The Design Does Not Reduce Congestion From the minutes of the KMPO and the general assessment of their plans, it is assumed that traffic volumes will decrease on Highway 95 and Highway 41 northbound. In all likelihood, if findings were used from high-density communities throughout the United States of America, this would not happen. Traffic going Eastbound on interstate 90, as shown in the updated traffic density flow map provided by the KMPO, would create further bottlenecks. Bypassing trucks from highway 95, already planned to go Eastbound, will continue to impact intersections at highway 41 and highway 95, creating more traffic flow concerns as volume increases over time.
Alternatives Not Evaluated
After sifting through the poorly organized material on the Huetter Road Corridor project, it is unclear how many alternatives have been considered or what are the actual outcomes from the planning committee’s meetings. From all the information provided and the current expenses accrued for the Highway 41 project, it is unclear why the Huetter Corridor project should not be changed to the “Highway 95, 41, and 53 Connection” project? An alternative analysis must be completed for natural resource preservation, costs of land acquisition from local citizens, and noise levels for all other communities since there are much better options for traffic flow to be reduced in critical areas of Interstate 90. Why would funding diverted from a full build-out of the Huetter Corridor not be more valuable to spend on sweeping improvements of highway 95 and the highway 41 interchange?

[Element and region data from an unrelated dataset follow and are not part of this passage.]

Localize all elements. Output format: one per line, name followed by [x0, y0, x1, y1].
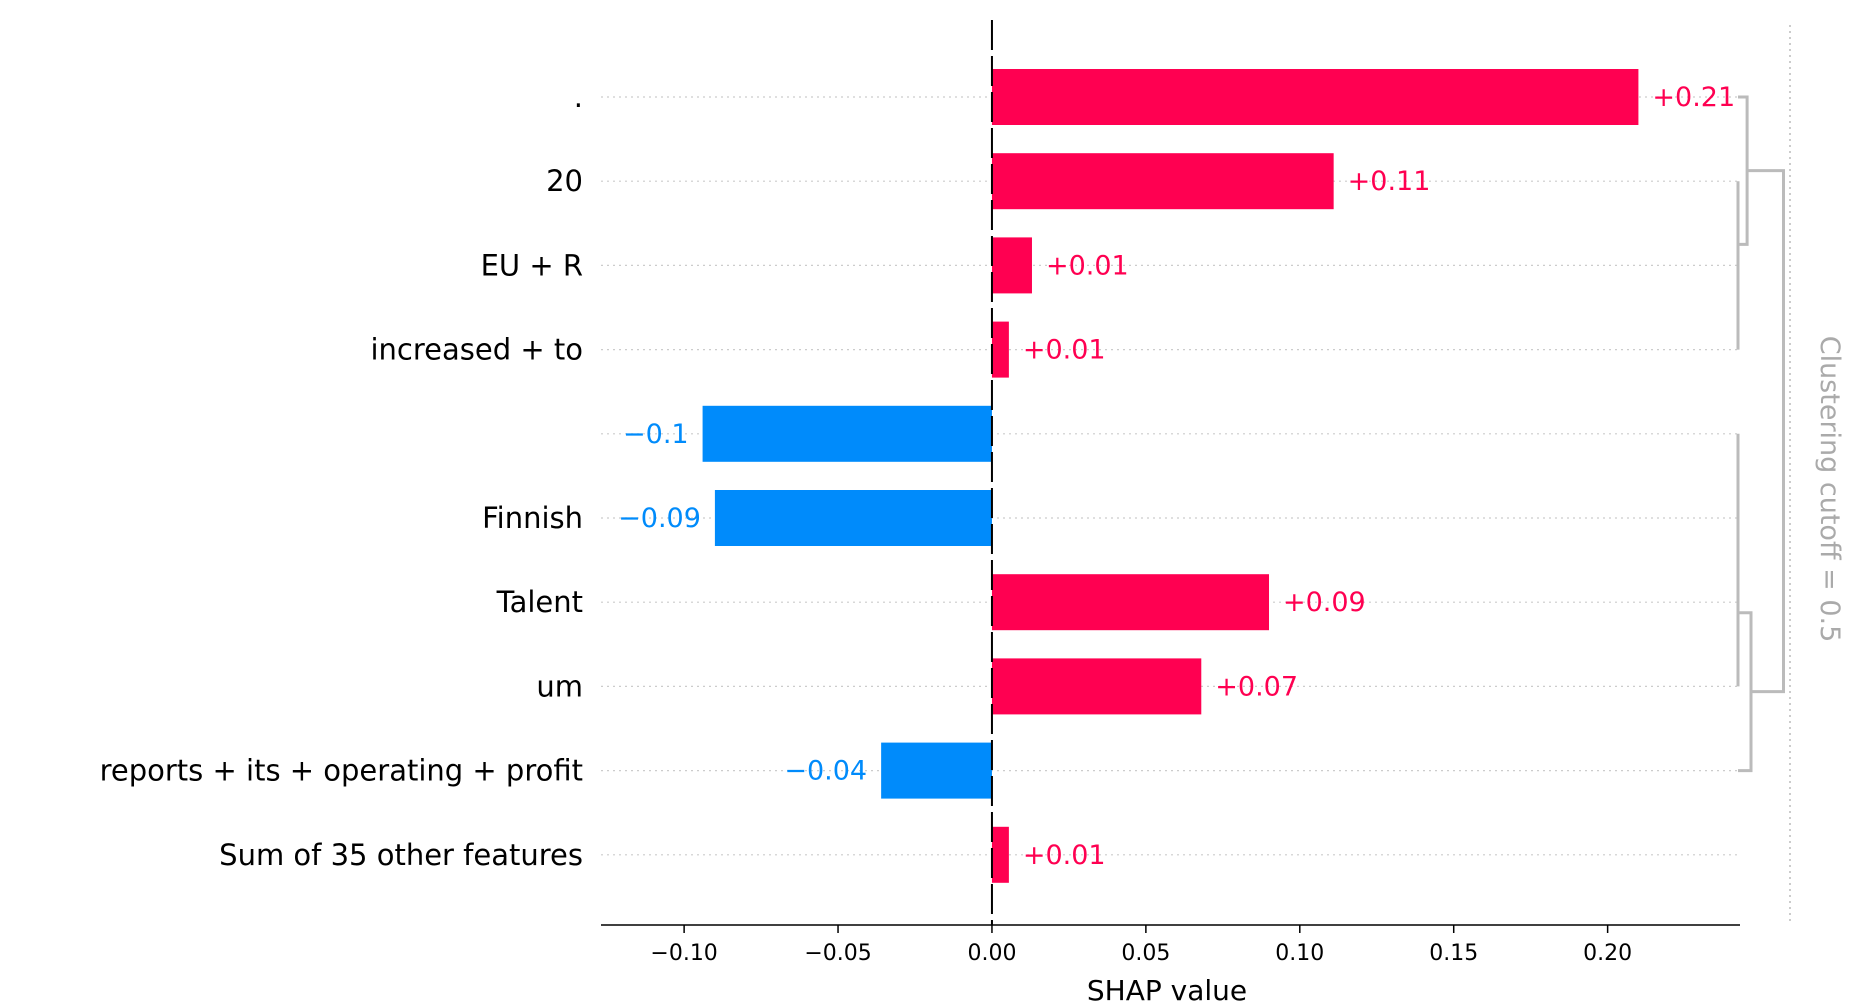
value-label-1: +0.11 — [1348, 166, 1431, 197]
feature-label-6: Talent — [496, 585, 583, 619]
feature-label-1: 20 — [546, 164, 583, 198]
dendrogram-link-6 — [1738, 611, 1753, 773]
clustering-dendrogram — [1736, 25, 1791, 925]
bar-1 — [991, 153, 1334, 210]
feature-label-5: Finnish — [482, 501, 583, 535]
bar-5 — [714, 490, 992, 546]
value-label-6: +0.09 — [1283, 587, 1366, 618]
value-label-5: −0.09 — [618, 503, 701, 534]
feature-label-7: um — [536, 669, 583, 703]
x-tick-label-2: 0.00 — [967, 941, 1016, 966]
x-tick-label-1: −0.05 — [804, 941, 871, 966]
clustering-cutoff-label: Clustering cutoff = 0.5 — [1814, 336, 1845, 643]
bar-8 — [881, 742, 992, 799]
x-axis: −0.10 −0.05 0.00 0.05 0.10 0.15 0.20 — [601, 924, 1740, 966]
bar-0 — [991, 69, 1639, 125]
x-tick-label-6: 0.20 — [1583, 941, 1632, 966]
x-tick-label-0: −0.10 — [650, 941, 717, 966]
x-axis-title: SHAP value — [1087, 974, 1247, 1007]
x-tick-label-4: 0.10 — [1275, 941, 1324, 966]
x-tick-label-5: 0.15 — [1429, 941, 1478, 966]
value-label-3: +0.01 — [1023, 335, 1106, 366]
feature-label-0: . — [574, 80, 583, 114]
bar-4 — [702, 405, 992, 462]
bar-7 — [991, 658, 1202, 715]
bar-6 — [991, 574, 1270, 631]
bar-2 — [991, 237, 1032, 294]
value-label-7: +0.07 — [1215, 671, 1298, 702]
value-label-4: −0.1 — [623, 419, 689, 450]
value-label-9: +0.01 — [1023, 840, 1106, 871]
value-label-0: +0.21 — [1652, 82, 1735, 113]
feature-label-3: increased + to — [371, 333, 584, 367]
value-label-8: −0.04 — [784, 756, 867, 787]
x-tick-label-3: 0.05 — [1121, 941, 1170, 966]
bar-9 — [991, 826, 1009, 883]
bar-3 — [991, 321, 1009, 378]
feature-label-8: reports + its + operating + profit — [100, 754, 583, 788]
dendrogram-link-7 — [1747, 169, 1785, 694]
value-label-2: +0.01 — [1046, 250, 1129, 281]
feature-label-2: EU + R — [481, 248, 583, 282]
feature-label-9: Sum of 35 other features — [219, 838, 583, 872]
bars: +0.21. +0.11 20 +0.01 EU + R +0.01 increased +… — [100, 69, 1735, 883]
gridlines — [601, 96, 1740, 856]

How does this planning address traffic congestion passing over the Interstate 90 bridge into Washington? How does the Huetter Road Corridor plan support transportation routes heading Southbound on Highway 95 below the Spokane river and Eastbound on Interstate 90? What was the outcome of research done on increasing lane size on Highway 53? Was Highway 41 correctly sized to support overall growth if the Huetter Corridor was the Kootenai Metropolitan Planning Organization’s only means to elevate the current traffic flow impacts?
In all the designs presented, traffic lights and exits have been added aggressively. The number of exits and traffic lights will create additional bottlenecks, slowdowns, and places for accidents. The results can already be seen on Highway 95 as congestion builds. Increasing lanes will not increase the throughput if there are more stop-and-go locations. While connecting Highway 95 to Highway 41 and 53, Highway 95 must be refactored to reduce traffic lights using overpasses and underpasses.
Future Proposals from KMPO
The Huetter Road Corridor project is not the only one that needs to be refactored or canceled to improve the long-term scalability for future community development. While reviewing the myriad of alternatives that provide exponentially better solutions, several options appear to reduce costs while improving overall infrastructure. Reducing the need to claim land, reduce costs, reduce noise to the communities affected, reduce traffic hotspots, and improve environmental impacts is critical to the design concepts. Principal tenants for designs need to be adopted in the solutions proposed by the KMPO moving forward.